The Obama administration declared another victory Friday, saying that 3 million extra people have signed up for Medicaid or the related Children’s Health Insurance Program since the new health insurance exchanges opened in October.
That’s on top of the 7.1 million that the administration says bought private insurance on the exchanges, which are one of the main features of the 2010 Affordable Care Act.
The new figures help fill in the blanks on one of the main measures of whether the law is working — how many people get signed up.

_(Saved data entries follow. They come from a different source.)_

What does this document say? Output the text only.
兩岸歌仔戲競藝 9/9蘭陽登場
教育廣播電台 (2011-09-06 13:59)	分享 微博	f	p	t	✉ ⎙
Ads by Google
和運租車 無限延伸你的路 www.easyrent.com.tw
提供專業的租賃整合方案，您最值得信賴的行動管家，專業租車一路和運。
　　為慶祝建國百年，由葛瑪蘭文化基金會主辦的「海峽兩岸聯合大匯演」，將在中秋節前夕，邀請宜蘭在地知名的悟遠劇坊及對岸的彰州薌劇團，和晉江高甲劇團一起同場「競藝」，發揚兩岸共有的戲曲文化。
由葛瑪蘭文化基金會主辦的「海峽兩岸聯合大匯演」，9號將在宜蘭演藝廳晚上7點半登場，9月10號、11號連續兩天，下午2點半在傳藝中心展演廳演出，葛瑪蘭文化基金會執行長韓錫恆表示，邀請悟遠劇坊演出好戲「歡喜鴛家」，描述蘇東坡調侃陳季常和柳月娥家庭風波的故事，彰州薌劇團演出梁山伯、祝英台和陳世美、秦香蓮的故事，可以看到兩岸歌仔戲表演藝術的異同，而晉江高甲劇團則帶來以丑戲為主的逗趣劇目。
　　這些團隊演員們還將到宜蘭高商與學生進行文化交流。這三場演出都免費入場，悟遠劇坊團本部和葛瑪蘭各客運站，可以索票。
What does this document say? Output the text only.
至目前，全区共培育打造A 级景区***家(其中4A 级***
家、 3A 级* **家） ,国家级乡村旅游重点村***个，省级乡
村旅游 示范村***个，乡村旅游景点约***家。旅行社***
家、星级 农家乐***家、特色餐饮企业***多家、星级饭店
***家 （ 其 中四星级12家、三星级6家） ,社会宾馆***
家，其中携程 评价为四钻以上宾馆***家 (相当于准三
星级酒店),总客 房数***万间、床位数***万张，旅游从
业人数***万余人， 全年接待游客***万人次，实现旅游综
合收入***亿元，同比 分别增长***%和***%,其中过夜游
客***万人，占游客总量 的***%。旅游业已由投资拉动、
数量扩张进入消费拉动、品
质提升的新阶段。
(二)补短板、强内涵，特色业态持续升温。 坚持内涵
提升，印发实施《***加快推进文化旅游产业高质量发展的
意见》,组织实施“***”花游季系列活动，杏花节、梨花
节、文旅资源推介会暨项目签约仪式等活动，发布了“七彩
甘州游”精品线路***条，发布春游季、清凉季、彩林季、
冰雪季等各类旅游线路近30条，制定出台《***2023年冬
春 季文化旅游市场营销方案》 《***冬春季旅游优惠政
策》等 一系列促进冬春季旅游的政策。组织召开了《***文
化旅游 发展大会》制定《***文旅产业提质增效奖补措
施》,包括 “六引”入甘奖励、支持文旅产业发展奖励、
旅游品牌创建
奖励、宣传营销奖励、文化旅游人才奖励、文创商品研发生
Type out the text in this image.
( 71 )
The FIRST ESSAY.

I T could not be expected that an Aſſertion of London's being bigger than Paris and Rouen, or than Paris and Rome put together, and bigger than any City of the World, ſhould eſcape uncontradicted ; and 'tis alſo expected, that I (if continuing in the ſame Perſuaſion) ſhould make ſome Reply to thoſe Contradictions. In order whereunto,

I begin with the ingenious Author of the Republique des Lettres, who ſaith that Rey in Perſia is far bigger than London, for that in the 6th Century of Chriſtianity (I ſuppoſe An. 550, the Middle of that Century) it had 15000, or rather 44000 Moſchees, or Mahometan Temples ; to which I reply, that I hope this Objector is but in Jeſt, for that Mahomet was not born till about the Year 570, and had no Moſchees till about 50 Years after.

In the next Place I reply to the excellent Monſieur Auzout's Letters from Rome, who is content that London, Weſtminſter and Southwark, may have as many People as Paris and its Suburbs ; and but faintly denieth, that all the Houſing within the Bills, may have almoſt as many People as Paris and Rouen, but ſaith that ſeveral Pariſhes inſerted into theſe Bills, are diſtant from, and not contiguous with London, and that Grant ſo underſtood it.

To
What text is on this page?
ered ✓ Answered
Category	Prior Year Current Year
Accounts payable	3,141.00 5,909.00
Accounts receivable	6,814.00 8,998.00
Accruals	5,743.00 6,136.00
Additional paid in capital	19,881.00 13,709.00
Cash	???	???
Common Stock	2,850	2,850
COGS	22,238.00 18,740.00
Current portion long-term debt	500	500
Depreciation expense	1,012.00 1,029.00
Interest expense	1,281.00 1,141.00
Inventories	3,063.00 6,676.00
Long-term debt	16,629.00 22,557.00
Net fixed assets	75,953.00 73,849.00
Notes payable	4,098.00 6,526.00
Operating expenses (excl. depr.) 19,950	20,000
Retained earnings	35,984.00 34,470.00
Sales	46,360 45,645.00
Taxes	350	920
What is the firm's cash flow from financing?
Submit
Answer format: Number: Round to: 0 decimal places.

The law aims to get health insurance to the estimated 16 percent of Americans who don’t have it, according to the U.S. Census Bureau. One of the main ways is through private insurance bought on the exchanges, heavily subsidized by the federal government for most people.
The other is through making Medicaid available to people earning up to about 138 percent of the federal poverty level, or about $14,800 for single people and $31,000 for a family of four.
On Thursday, the Robert Wood Johnson Foundation and Urban Institute issued a joint report estimating that 5.4 million people who did not have insurance before got private insurance on the exchanges.
Medicaid, the joint state-federal health insurance plan for the low-income, covers 62 million Americans, or about 20 percent of the population. In some states it’s restricted to children and pregnant women, in others it covers the poor and some disabled, as well.
The Congressional Budget Office projects that 9 million extra people will eventually enroll in Medicaid in 2014.
The Supreme Court ruled that states could choose whether to expand Medicaid and so far 20 states have refused to, all of them controlled by Republican legislatures. Twenty-five states have expanded, and five still have not decided.
States refusing to expand say it attracts people who were eligible before but who did not apply, and they cannot afford to administer an expanded program. They also oppose spending any more federal money when there's a deficit.
The Health and Human Services Department says states are losing millions in federal subsidies by not making Medicaid available to more people.
“There's no deadline for states to expand, so we're going to keep working with the remaining states as they decide to come on board,” HHS says. The federal government will pay the full cost of enrolling anyone newly eligible under the Affordable Care Act until 2017, and will pay 90 percent or more after that.